[FOM] Cardinality Beyond Regularity and Choice!
Zuhair Abdul Ghafoor Al-Johar
zaljohar at yahoo.com
Tue Dec 15 05:58:13 EST 2009
I was specifically speaking of sets that are
singletons and hereditarily singletons
at the same time, better named
as "recursive singletons".
I said the above because of the lemma in
ZF minus Regularity that for every x for every y
such that y is a member of TC(x) then there must exist
a finite sequence x1,x2,...,xn were x1 is a member
of x and every xi+1 is a member of xi and
y=xn.
So the transitive closure of every
recursive singleton is countable.
so you cannot have more than
a countable set of recursive singletons.
Of course no doubt you can have
and uncountable set of sets of
recursive singletons, simply
by powering the set of all
recursive singletons and so on.
My point is that if one can have
a proper class of recursive singletons,
then these of course would post a threat
to defining Cardinality
beyond Regularity and Choice.
To me Ur-elements weather they are
distinct empty objects, or Quine atoms
or recursive singletons, all pose
a big threat towards any definition of
cardinality beyond Regularity and Choice, since
it seems that there can be sets of them
that are incomparable to any well founded set.

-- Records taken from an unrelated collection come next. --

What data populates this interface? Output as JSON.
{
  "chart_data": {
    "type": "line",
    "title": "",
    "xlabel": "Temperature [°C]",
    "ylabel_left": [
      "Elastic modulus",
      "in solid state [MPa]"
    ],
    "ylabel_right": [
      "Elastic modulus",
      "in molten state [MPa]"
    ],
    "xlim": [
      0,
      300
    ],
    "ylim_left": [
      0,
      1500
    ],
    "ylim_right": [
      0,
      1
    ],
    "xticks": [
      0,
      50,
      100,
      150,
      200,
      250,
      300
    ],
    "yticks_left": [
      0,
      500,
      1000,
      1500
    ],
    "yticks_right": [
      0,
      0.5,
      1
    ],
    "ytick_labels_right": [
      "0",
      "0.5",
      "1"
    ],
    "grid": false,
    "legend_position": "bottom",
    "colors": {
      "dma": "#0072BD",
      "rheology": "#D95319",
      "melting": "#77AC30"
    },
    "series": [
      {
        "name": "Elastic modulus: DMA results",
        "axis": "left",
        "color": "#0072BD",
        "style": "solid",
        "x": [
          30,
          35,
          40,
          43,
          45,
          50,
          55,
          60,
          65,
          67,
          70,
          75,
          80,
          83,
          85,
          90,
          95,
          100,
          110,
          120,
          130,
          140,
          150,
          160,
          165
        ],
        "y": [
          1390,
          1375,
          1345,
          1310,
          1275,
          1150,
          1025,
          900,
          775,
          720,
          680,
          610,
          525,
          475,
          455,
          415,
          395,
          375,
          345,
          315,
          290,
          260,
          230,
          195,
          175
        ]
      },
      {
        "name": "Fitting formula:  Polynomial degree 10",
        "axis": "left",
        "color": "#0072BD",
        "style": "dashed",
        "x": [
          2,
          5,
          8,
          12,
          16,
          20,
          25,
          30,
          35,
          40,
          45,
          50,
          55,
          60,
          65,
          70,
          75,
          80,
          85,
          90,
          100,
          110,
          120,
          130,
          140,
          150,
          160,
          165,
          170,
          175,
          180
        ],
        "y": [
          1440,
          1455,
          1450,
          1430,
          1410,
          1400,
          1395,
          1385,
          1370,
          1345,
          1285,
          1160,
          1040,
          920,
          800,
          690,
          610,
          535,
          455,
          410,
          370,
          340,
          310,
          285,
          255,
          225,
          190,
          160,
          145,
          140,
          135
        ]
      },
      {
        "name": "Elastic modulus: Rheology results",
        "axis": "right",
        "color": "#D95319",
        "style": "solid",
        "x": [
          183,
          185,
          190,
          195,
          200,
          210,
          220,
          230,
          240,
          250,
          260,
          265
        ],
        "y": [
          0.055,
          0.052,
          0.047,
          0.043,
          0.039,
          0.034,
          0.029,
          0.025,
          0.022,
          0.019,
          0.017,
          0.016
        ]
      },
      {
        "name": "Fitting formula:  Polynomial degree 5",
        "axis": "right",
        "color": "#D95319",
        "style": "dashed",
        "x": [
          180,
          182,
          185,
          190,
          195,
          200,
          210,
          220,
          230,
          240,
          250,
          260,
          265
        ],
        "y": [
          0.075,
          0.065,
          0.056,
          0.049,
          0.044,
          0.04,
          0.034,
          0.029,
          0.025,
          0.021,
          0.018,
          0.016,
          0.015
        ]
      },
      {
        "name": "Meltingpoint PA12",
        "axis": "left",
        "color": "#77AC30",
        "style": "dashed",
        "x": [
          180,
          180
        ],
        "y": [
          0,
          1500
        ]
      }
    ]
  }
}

However if we work in a theory
with pure sets, i.e. sets that do not
have any of those Ur-elements in their
transitive closures, then my guess
is that we may have a general definition
of Cardinality even beyond Regularity and
Choice.
Ur-elements are the culprits.(I assume)
Zuhair
--- On Tue, 12/15/09, T.Forster at dpmms.cam.ac.uk <T.Forster at dpmms.cam.ac.uk> wrote:
> From: T.Forster at dpmms.cam.ac.uk <T.Forster at dpmms.cam.ac.uk>
> Subject: Re: [FOM] Cardinality Beyond Regularity and Choice!
> To: "Zuhair Abdul Ghafoor Al-Johar" <zaljohar at yahoo.com>
> Date: Tuesday, December 15, 2009, 12:01 AM
> I would bet good money that sets that
> are herediotarily singletons would do just as well. Why do
> you say there can be only countably many of them?